Ницше потребовалось едва ли три недели, чтобы написать эту историю своей жизни. Начатая 15 октября 1888 года, в день его сорокачетырехлетия, она была закончена 4 ноября того же года и, за исключением нескольких незначительных правок и дополнений, осталась в том виде, в каком ее оставил Ницше. Она была опубликована в Германии лишь в 1908 году, через восемь лет после смерти Ницше. В письме от 27 декабря 1888 года, адресованном композитору Фуксу, автор заявляет, что цель работы — положить конец всем дискуссиям, сомнениям и расспросам относительно его личности, чтобы оставить общественное сознание свободным для рассмотрения лишь «вещей, ради которых я существую» («die Dinge, derentwegen ich da bin»). И, верная его намерению, честность Ницше на этих страницах, безусловно, является одной из самых примечательных их черт. От первой главы, в которой он откровенно признает наличие в себе элементов декаданса, до последней страницы, где он характеризует свою миссию, свою жизненную задачу и свои достижения с помощью одного символа — «Дионис против Христа», — все идет прямо, без колебаний, без страха перед последствиями и, прежде всего, без утайки. Только в одном месте он, по-видимому, скрывает что-то, и тогда он фактически дает понять, что делает это. Это касается Вагнера, величайшего друга его жизни. «Кто сомневается, — говорит он, — что я, старый артиллерист, мог бы, если бы захотел, направить свои тяжелые орудия на Вагнера?» — Но он добавляет: «Все решающее в этом вопросе я оставил при себе — я любил Вагнера» (стр. 122).

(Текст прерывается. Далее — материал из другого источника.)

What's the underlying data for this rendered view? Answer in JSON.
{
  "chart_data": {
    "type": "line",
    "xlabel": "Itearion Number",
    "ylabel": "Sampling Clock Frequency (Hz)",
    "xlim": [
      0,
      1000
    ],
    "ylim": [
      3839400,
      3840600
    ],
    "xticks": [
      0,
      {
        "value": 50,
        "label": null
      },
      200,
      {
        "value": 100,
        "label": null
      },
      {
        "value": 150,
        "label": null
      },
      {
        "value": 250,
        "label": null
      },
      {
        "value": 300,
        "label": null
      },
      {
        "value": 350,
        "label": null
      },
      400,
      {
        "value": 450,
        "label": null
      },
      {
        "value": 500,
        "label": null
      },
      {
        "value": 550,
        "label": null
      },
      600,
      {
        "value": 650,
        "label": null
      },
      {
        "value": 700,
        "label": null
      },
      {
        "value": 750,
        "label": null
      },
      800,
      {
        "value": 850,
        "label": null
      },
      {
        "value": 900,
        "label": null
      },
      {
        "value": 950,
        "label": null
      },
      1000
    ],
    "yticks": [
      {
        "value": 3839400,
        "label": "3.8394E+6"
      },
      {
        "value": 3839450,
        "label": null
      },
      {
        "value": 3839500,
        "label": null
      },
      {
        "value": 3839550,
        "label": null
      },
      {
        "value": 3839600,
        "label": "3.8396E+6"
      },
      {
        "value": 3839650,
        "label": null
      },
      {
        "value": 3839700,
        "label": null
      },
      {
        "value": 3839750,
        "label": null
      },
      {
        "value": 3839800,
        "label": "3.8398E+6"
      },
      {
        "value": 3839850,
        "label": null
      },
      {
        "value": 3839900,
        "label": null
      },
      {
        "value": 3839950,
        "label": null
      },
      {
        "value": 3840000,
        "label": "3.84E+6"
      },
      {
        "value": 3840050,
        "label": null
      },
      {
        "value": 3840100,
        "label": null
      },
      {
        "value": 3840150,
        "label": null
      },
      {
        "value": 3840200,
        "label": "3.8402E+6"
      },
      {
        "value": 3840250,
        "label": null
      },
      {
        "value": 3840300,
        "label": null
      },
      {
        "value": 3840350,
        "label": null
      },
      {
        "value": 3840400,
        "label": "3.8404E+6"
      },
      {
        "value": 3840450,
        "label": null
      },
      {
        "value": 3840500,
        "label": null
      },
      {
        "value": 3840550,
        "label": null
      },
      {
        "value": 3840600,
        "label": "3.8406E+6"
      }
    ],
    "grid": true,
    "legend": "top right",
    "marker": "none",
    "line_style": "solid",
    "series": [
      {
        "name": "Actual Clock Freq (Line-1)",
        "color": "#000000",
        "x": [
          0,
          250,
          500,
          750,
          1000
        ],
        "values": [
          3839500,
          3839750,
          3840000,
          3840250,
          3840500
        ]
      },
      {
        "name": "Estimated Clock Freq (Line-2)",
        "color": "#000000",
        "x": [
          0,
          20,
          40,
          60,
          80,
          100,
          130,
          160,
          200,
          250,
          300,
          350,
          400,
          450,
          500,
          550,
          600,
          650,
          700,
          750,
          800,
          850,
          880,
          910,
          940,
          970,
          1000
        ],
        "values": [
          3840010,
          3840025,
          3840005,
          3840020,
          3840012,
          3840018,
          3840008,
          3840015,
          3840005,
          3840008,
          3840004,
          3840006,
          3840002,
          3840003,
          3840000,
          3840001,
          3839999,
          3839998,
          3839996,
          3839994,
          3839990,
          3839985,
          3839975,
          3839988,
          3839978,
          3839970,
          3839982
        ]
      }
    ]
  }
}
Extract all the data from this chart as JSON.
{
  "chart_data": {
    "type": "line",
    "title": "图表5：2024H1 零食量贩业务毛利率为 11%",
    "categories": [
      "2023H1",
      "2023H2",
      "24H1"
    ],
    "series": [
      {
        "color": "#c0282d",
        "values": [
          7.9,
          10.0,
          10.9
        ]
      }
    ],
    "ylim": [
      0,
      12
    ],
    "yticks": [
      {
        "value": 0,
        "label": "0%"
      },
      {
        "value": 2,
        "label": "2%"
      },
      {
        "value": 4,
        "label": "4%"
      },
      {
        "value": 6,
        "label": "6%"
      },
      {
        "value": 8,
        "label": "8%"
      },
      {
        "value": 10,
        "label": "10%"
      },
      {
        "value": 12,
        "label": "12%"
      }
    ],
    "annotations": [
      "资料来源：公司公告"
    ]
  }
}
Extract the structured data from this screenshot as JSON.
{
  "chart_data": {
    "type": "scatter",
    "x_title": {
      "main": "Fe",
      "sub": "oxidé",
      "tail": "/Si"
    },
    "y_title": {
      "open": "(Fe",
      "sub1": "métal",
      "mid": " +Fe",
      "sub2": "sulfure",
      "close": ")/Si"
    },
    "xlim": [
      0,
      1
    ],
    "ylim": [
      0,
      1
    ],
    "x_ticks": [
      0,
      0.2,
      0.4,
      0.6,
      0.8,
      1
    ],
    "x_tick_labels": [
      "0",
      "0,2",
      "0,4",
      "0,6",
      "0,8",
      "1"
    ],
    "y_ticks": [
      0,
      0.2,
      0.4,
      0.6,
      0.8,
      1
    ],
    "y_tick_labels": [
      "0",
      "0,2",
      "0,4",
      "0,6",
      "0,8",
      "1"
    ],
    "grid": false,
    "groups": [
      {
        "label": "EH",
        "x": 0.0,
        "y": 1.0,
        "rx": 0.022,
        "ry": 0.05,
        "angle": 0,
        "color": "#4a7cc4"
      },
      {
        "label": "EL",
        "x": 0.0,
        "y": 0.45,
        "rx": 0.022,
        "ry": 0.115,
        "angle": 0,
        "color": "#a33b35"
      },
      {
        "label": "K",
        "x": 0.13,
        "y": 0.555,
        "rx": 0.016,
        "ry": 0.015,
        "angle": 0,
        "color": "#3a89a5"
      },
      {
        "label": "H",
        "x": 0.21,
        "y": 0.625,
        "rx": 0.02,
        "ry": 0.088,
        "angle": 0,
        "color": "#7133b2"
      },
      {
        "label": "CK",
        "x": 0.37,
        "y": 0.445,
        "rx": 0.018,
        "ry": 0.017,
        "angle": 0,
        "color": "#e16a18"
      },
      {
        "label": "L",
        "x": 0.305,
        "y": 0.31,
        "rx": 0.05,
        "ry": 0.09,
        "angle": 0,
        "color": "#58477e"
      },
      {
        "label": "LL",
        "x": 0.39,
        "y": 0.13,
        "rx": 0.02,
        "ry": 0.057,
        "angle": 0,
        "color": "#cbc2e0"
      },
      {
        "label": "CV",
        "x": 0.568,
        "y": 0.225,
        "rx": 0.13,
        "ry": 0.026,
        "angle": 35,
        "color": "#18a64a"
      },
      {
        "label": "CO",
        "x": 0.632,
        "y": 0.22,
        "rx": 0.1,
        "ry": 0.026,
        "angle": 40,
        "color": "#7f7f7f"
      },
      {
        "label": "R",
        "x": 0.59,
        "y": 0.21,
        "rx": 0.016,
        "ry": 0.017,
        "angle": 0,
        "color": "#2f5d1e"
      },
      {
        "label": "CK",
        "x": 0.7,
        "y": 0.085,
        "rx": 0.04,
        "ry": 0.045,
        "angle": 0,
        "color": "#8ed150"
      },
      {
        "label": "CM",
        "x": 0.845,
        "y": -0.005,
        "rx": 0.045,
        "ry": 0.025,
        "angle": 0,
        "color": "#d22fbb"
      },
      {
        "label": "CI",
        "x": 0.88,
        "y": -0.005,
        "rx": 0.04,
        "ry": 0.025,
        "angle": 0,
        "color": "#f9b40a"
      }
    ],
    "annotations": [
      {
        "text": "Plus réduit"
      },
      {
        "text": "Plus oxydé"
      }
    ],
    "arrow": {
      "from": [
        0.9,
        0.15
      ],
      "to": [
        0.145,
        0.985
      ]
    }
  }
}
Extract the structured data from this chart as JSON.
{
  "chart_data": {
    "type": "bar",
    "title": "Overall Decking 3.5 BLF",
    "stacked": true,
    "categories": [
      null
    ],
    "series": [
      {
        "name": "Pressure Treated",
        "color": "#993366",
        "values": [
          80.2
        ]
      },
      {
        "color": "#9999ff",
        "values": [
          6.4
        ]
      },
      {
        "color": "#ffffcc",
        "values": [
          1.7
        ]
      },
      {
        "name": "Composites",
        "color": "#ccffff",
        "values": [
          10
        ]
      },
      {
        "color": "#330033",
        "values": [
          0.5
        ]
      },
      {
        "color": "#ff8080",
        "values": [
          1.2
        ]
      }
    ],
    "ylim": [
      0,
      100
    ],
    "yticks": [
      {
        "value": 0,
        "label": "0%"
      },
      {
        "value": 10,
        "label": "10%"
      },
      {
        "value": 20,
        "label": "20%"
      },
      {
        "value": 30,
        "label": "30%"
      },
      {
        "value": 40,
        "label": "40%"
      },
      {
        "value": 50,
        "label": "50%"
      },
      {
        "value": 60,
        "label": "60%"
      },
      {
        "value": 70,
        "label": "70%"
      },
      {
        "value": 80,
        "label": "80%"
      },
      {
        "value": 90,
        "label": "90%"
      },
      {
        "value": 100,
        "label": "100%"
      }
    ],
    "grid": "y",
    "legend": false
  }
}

Указывать, как это делали многие, на близость всех осенних работ Ницше 1888 года к его срыву в начале 1889 года и утверждать, что во всех своих главных чертах они предвещают надвигающуюся катастрофу, кажется слишком правдоподобным, слишком очевидным и простым, чтобы требовать опровержения. То, что Ницше действительно находился в состоянии, которое в медицине известно как эйфория — то есть в состоянии наивысшего благополучия и работоспособности, которое часто предшествует полному срыву, — я полагаю, не может быть поставлено под сомнение; ибо его стиль, его проницательное видение и его энергия достигают своего зенита в работах, написанных осенью 1888 года; но утверждение, что содержание, субстанция этих работ обнаруживает хоть какие-то признаки угасающего психического здоровья или, как выразился один французский биограф, неспособности «держать себя и свои суждения в узде», лучше всего опровергается внутренними свидетельствами самих текстов. Чтобы привести лишь несколько примеров наугад, исследуйте холодный и расчетливый тон самоанализа в главе I настоящей работы; рассмотрите сдержанность и самообладание, с которыми проработана идея в афоризме 7 той же главы, — не говоря уже о сдержанности и самообладании в самой идее, а именно:
«Быть равным своему врагу — это первое условие честной дуэли. Там, где презирают, нельзя вести войну. Там, где повелевают, где видят нечто ниже себя, не следует вести войну. Моя военная тактика сводится к четырем принципам: во-первых, я нападаю только на то, что торжествует, — если необходимо, я жду, пока оно не начнет торжествовать. Во-вторых, я нападаю только на те вещи, против которых не нахожу союзников, против которых я стою один — против которых я не компрометирую никого, кроме самого себя... В-третьих, я никогда не нападаю на личности — я использую личность лишь как увеличительное стекло, с помощью которого я делаю более заметным общее, но неуловимое и едва заметное зло... В-четвертых, я нападаю только на те вещи, из которых исключены все личные разногласия, в которых отсутствует какой-либо фон неприятных переживаний».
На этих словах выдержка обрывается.